Detroit Lions coach Dan Campbell entered 2021 knowing he was going to need to be aggressive on offense in order to stay competitive during the first year of the franchise’s rebuild. We saw flashes of Campbell’s aggressiveness all throughout the season, and as the season wore on, the number of times the Lions went for it fourth down began to build.
“I would like to believe the aggressive nature will stay, but that doesn’t necessarily mean that it will show up on fourth downs all of the time,” Campbell said last month. “That can show up on first and second down on some different things that we do. But I think – there again, if the timing is right and it’s one of those things that you really feel strongly about with your players and the play, the schemes, yeah, you do it.”
By Week 18, the Lions entered their game with the Green Bay Packers just one fourth-down attempt away from tying the NFL record for number of attempts.
It didn’t take long before Campbell tied the record, calling for a fake punt on the opening drive. Jack Fox, who completed both his passes for fourth-down conversions this season, dropped a dime over a defender that went right through the waiting arms of running back Godwin Igwebuike, for an incompletion.

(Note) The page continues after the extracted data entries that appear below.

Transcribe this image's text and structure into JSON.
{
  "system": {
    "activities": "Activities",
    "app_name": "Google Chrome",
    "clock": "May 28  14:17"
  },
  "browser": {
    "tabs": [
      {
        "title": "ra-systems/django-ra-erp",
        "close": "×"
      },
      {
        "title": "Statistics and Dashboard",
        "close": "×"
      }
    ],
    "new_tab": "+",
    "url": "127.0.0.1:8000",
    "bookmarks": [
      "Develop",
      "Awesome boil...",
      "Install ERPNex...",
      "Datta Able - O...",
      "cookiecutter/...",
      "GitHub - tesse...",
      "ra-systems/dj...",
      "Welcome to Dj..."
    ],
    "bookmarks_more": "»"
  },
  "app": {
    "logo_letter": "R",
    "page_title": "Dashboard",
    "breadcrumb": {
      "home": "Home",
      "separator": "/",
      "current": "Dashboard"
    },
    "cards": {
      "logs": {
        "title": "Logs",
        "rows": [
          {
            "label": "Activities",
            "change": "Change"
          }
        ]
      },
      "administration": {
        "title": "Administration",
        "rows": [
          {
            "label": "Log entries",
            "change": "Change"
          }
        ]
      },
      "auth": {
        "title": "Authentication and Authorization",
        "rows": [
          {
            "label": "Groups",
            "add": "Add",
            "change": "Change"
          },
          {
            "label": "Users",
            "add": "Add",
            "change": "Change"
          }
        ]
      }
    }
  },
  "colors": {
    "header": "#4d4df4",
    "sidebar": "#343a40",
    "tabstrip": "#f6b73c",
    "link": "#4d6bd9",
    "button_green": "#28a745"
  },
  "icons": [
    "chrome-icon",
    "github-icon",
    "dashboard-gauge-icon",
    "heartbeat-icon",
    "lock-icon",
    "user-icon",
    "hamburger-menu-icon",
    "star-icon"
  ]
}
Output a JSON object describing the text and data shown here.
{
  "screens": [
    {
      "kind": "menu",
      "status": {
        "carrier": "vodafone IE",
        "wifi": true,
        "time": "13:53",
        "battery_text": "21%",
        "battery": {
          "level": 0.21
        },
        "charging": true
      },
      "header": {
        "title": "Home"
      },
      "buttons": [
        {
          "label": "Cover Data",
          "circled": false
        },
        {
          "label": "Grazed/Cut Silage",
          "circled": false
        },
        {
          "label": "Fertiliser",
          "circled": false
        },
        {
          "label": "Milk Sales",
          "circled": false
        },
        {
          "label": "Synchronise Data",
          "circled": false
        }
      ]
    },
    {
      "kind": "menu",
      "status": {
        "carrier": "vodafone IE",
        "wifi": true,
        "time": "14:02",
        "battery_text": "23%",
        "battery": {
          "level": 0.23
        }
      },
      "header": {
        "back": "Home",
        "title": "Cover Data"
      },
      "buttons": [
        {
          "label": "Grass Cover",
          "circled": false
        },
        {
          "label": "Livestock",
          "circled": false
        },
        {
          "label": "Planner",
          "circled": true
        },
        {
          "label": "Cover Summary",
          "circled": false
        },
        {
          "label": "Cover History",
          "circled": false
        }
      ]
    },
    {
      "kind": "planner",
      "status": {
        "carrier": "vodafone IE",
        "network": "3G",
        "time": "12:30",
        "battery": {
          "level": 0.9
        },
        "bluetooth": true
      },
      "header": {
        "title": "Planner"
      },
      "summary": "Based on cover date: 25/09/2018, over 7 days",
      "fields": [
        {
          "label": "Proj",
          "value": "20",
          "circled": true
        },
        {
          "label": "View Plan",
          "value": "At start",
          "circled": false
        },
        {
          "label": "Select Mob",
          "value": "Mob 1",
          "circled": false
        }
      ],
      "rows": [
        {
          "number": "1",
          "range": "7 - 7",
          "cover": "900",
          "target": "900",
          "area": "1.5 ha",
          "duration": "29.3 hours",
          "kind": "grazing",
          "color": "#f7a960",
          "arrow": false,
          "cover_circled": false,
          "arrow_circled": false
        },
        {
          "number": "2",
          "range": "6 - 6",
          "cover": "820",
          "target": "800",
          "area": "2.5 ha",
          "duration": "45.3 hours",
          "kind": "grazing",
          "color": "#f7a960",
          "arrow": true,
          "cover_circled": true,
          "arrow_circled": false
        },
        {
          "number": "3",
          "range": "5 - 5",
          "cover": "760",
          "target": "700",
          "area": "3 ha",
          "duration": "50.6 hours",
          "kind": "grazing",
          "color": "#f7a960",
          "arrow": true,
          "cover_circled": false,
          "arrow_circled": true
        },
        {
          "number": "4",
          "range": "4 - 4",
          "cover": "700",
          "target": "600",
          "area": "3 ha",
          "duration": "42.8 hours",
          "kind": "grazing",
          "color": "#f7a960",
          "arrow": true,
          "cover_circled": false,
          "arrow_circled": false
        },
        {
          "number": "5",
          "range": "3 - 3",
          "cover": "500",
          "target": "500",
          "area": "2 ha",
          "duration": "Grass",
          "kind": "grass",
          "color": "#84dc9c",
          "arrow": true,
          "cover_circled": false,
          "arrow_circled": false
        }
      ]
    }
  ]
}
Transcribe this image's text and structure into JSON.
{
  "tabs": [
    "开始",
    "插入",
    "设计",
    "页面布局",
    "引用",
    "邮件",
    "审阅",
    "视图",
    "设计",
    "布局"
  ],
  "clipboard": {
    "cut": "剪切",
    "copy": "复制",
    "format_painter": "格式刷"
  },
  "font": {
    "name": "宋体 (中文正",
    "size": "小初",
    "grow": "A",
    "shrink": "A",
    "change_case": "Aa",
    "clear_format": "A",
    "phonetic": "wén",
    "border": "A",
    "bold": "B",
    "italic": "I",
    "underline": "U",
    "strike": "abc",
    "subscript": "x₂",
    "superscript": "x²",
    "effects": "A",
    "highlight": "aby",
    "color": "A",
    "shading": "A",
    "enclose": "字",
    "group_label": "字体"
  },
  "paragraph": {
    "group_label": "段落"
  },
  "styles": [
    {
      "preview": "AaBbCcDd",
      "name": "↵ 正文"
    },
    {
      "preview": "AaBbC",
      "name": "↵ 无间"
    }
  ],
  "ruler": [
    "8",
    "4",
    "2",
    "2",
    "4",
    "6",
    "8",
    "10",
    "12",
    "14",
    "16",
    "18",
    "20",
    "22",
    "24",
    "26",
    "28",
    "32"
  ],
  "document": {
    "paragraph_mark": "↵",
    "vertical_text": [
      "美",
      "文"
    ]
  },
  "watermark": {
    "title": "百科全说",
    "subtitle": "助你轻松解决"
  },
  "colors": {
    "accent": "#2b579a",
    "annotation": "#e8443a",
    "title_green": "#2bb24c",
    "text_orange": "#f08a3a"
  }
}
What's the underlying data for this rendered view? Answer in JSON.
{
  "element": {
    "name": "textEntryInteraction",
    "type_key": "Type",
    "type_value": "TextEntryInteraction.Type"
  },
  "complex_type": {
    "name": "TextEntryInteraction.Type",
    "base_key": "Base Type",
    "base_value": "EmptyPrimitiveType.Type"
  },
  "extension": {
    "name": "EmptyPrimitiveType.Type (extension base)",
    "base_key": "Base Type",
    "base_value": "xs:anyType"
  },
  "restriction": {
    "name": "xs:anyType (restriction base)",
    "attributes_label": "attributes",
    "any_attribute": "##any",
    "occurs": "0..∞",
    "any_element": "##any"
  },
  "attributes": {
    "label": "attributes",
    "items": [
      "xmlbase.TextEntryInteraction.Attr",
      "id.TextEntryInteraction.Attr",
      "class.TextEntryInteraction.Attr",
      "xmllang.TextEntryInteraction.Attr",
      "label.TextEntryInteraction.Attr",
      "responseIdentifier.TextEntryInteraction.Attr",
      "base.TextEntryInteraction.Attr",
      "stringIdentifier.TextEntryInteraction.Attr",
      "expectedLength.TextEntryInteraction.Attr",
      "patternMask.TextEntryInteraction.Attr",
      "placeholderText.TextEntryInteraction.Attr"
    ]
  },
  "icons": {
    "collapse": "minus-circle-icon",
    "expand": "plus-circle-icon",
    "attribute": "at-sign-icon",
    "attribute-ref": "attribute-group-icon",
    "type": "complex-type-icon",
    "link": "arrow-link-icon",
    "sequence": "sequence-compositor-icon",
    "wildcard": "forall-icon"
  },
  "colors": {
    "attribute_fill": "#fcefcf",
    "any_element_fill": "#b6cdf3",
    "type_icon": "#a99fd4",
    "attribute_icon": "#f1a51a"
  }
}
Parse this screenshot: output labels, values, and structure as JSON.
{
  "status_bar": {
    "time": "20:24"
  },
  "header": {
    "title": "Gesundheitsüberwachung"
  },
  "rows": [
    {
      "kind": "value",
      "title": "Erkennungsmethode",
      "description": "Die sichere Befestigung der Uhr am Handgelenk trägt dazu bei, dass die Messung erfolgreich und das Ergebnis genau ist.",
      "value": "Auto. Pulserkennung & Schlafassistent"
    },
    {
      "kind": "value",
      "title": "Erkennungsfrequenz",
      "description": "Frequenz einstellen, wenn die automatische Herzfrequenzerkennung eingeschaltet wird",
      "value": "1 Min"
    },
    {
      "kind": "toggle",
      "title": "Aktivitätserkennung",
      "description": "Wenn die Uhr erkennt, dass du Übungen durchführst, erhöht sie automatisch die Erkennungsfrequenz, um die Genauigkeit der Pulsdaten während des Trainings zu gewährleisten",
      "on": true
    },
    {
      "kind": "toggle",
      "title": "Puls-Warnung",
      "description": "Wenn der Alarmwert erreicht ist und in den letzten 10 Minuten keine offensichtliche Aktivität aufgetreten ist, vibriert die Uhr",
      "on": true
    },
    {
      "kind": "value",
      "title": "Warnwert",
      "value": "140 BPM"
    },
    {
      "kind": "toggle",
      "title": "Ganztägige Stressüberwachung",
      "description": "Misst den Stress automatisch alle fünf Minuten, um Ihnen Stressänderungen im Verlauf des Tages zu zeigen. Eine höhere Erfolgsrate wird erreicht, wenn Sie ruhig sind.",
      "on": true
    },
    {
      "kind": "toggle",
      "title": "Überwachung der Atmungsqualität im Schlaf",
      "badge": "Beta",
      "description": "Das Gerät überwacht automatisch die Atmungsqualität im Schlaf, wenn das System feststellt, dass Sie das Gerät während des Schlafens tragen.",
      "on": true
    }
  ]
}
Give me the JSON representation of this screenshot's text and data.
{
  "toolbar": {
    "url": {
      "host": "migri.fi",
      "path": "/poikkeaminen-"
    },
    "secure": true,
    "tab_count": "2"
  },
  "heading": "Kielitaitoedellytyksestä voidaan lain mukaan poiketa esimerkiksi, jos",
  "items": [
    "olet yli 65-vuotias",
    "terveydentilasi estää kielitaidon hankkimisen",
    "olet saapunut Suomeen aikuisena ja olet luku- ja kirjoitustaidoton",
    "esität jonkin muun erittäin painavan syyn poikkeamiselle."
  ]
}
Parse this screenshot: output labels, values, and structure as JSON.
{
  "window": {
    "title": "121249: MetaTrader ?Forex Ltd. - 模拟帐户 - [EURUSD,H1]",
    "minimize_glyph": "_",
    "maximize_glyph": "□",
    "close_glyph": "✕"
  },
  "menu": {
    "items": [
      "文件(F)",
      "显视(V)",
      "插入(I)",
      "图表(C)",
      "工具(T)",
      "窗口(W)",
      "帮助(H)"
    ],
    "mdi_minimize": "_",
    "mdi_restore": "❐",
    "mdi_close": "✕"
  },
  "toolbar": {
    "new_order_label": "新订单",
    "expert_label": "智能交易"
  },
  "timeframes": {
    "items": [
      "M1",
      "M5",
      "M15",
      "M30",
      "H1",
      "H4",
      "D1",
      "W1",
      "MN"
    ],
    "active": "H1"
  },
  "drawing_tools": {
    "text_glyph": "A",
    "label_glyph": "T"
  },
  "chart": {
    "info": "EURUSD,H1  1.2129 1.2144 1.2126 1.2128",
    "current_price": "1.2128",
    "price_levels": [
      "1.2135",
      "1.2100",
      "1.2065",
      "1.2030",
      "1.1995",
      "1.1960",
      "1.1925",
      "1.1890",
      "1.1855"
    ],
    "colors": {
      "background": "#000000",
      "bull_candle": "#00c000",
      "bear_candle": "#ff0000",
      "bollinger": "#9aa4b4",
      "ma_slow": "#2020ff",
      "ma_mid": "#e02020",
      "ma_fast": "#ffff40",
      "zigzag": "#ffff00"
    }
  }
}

Campbell would not be deterred.
On their second possession, the Lions scored on a 75-yard trick-play pass from wide receiver Tom Kennedy to wide receiver Kalif Raymond. Their third possession was more traditional, driving down the field 55-yards, to get to the 2-yard line. And once again, the Campbell was faced with a fourth-down decision. Kick the field goal or go for it?
Campbell, of course, went for it:
That conversion not only gave the Lions the record for most fourth-down attempts in a single season in NFL history, but it also gave them the record for most fourth-down conversions.
For good measure, the Lions went for it again on the ensuing drive, and once again, they converted—this time a fourth-and-1 pass from Jared Goff to Josh Reynolds.
The beauty of Campbell’s approach on fourth-down is not that it’s recklessly aggressive, but measured aggression. The results are a welcomed change to the offensive approach we have seen from Detroit coaches in the past, and it’s one that we hope to see continue in the future.